At the beginning of the Civil War, Virginia had a black population of about 549,000. This meant that of the Confederacy's total black population 1 in every 6 blacks lived in Virginia. Of those African-Americans in Virginia 89% were slaves.
In Petersburg about half the population was black of which nearly 35% were free. Petersburg was considered to have the largest number of free blacks of any Southern city at that time. Many of the freedmen prospered here as barbers, blacksmiths, boatmen, draymen, livery stable keepers and caterers.
When Petersburg became a major supply center for the newly formed Confederacy and its nearby capital in Richmond, both freedmen and slaves were employed in various war functions. One of which was working for the numerous railroad companies that operated in and out of the city.

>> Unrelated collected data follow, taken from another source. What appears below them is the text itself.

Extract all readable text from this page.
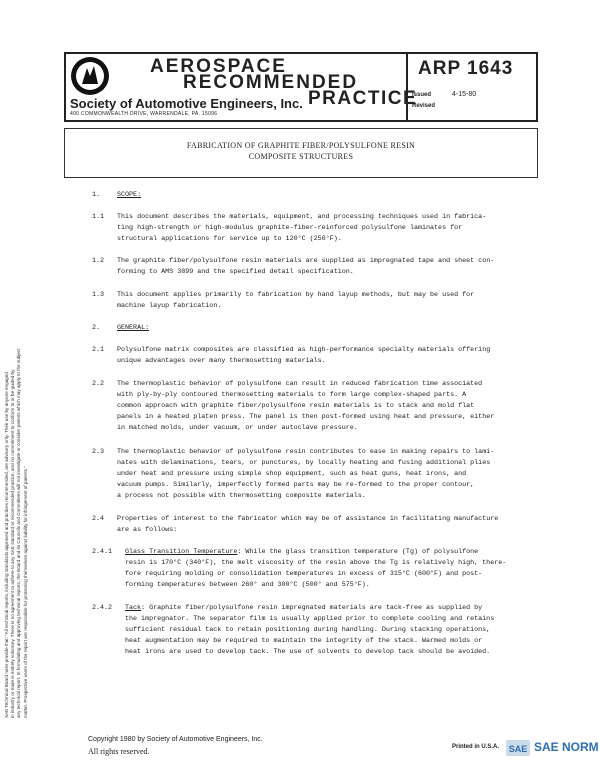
AEROSPACE
RECOMMENDED
PRACTICE
Society of Automotive Engineers, Inc.
400 COMMONWEALTH DRIVE, WARRENDALE, PA. 15096
ARP 1643
Issued	4-15-80
Revised
FABRICATION OF GRAPHITE FIBER/POLYSULFONE RESIN
COMPOSITE STRUCTURES
1.	SCOPE:
1.1 This document describes the materials, equipment, and processing techniques used in fabrica-
ting high-strength or high-modulus graphite-fiber-reinforced polysulfone laminates for
structural applications for service up to 120°C (250°F).
1.2 The graphite fiber/polysulfone resin materials are supplied as impregnated tape and sheet con-
forming to AMS 3899 and the specified detail specification.
1.3 This document applies primarily to fabrication by hand layup methods, but may be used for
machine layup fabrication.
2.	GENERAL:
2.1 Polysulfone matrix composites are classified as high-performance specialty materials offering
unique advantages over many thermosetting materials.
2.2 The thermoplastic behavior of polysulfone can result in reduced fabrication time associated
with ply-by-ply contoured thermosetting materials to form large complex-shaped parts. A
common approach with graphite fiber/polysulfone resin materials is to stack and mold flat
panels in a heated platen press. The panel is then post-formed using heat and pressure, either
in matched molds, under vacuum, or under autoclave pressure.
2.3 The thermoplastic behavior of polysulfone resin contributes to ease in making repairs to lami-
nates with delaminations, tears, or punctures, by locally heating and fusing additional plies
under heat and pressure using simple shop equipment, such as heat guns, heat irons, and
vacuum pumps. Similarly, imperfectly formed parts may be re-formed to the proper contour,
a process not possible with thermosetting composite materials.
2.4 Properties of interest to the fabricator which may be of assistance in facilitating manufacture
are as follows:
2.4.1 Glass Transition Temperature: While the glass transition temperature (Tg) of polysulfone
resin is 170°C (340°F), the melt viscosity of the resin above the Tg is relatively high, there-
fore requiring molding or consolidation temperatures in excess of 315°C (600°F) and post-
forming temperatures between 260° and 300°C (500° and 575°F).
2.4.2 Tack: Graphite fiber/polysulfone resin impregnated materials are tack-free as supplied by
the impregnator. The separator film is usually applied prior to complete cooling and retains
sufficient residual tack to retain positioning during handling. During stacking operations,
heat augmentation may be required to maintain the integrity of the stack. Warmed molds or
heat irons are used to develop tack. The use of solvents to develop tack should be avoided.
SAE Technical Board rules provide that: "All technical reports, including standards approved and practices recommended, are advisory only. Their use by anyone engaged in industry or trade is entirely voluntary. There is no agreement to adhere to any SAE standard or recommended practice, and no commitment to conform to or be guided by any technical report. In formulating and approving technical reports, the Board and its Councils and Committees will not investigate or consider patents which may apply to the subject matter. Prospective users of the report are responsible for protecting themselves against liability for infringement of patents."
Copyright 1980 by Society of Automotive Engineers, Inc.
All rights reserved.	Printed in U.S.A. SAE SAE NORM
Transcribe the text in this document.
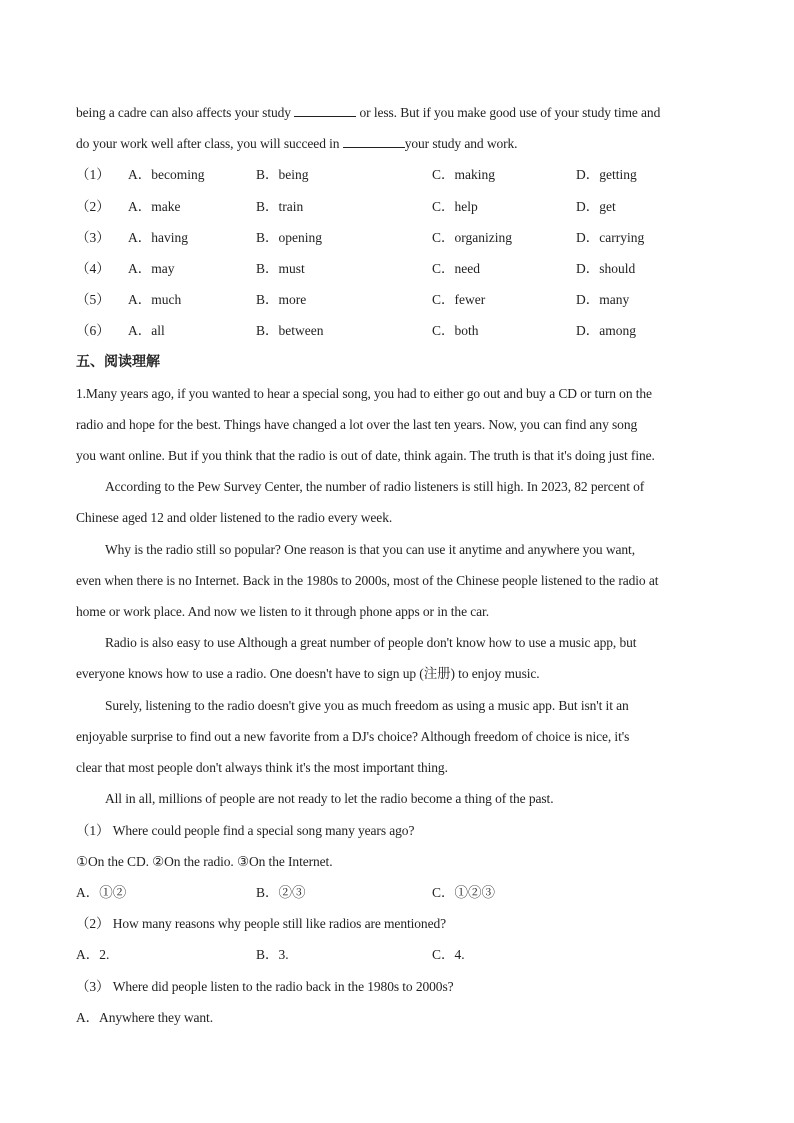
being a cadre can also affects your study	or less. But if you make good use of your study time and
do your work well after class, you will succeed in	your study and work.
（1） A．becoming	B．being	C．making	D．getting
（2） A．make	B．train	C．help	D．get
（3） A．having	B．opening	C．organizing	D．carrying
（4） A．may	B．must	C．need	D．should
（5） A．much	B．more	C．fewer	D．many
（6） A．all	B．between	C．both	D．among
五、阅读理解
1.Many years ago, if you wanted to hear a special song, you had to either go out and buy a CD or turn on the
radio and hope for the best. Things have changed a lot over the last ten years. Now, you can find any song
you want online. But if you think that the radio is out of date, think again. The truth is that it's doing just fine.
According to the Pew Survey Center, the number of radio listeners is still high. In 2023, 82 percent of
Chinese aged 12 and older listened to the radio every week.
Why is the radio still so popular? One reason is that you can use it anytime and anywhere you want,
even when there is no Internet. Back in the 1980s to 2000s, most of the Chinese people listened to the radio at
home or work place. And now we listen to it through phone apps or in the car.
Radio is also easy to use Although a great number of people don't know how to use a music app, but
everyone knows how to use a radio. One doesn't have to sign up (注册) to enjoy music.
Surely, listening to the radio doesn't give you as much freedom as using a music app. But isn't it an
enjoyable surprise to find out a new favorite from a DJ's choice? Although freedom of choice is nice, it's
clear that most people don't always think it's the most important thing.
All in all, millions of people are not ready to let the radio become a thing of the past.
（1） Where could people find a special song many years ago?
①On the CD. ②On the radio. ③On the Internet.
A．①②	B．②③	C．①②③
（2） How many reasons why people still like radios are mentioned?
A．2.	B．3.	C．4.
（3） Where did people listen to the radio back in the 1980s to 2000s?
A．Anywhere they want.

In 1862 Captain Charles Dimmock used freedmen and slave labor to construct a ten-mile long defensive line of trenches and batteries around the city. Nine and a half months, 70,000 casualties, the suffering of civilians, thousands of U. S. Colored Troops fighting for the freedom of their race, and the decline of Gen. Robert E. Lee's Army of No. Virginia all describe the Siege of Petersburg.
It was here Gen. Ulysses S. Grant cut off all of Petersburg's supply lines ensuring the fall of Richmond on April 3, 1865. Six days later, Lee surrendered.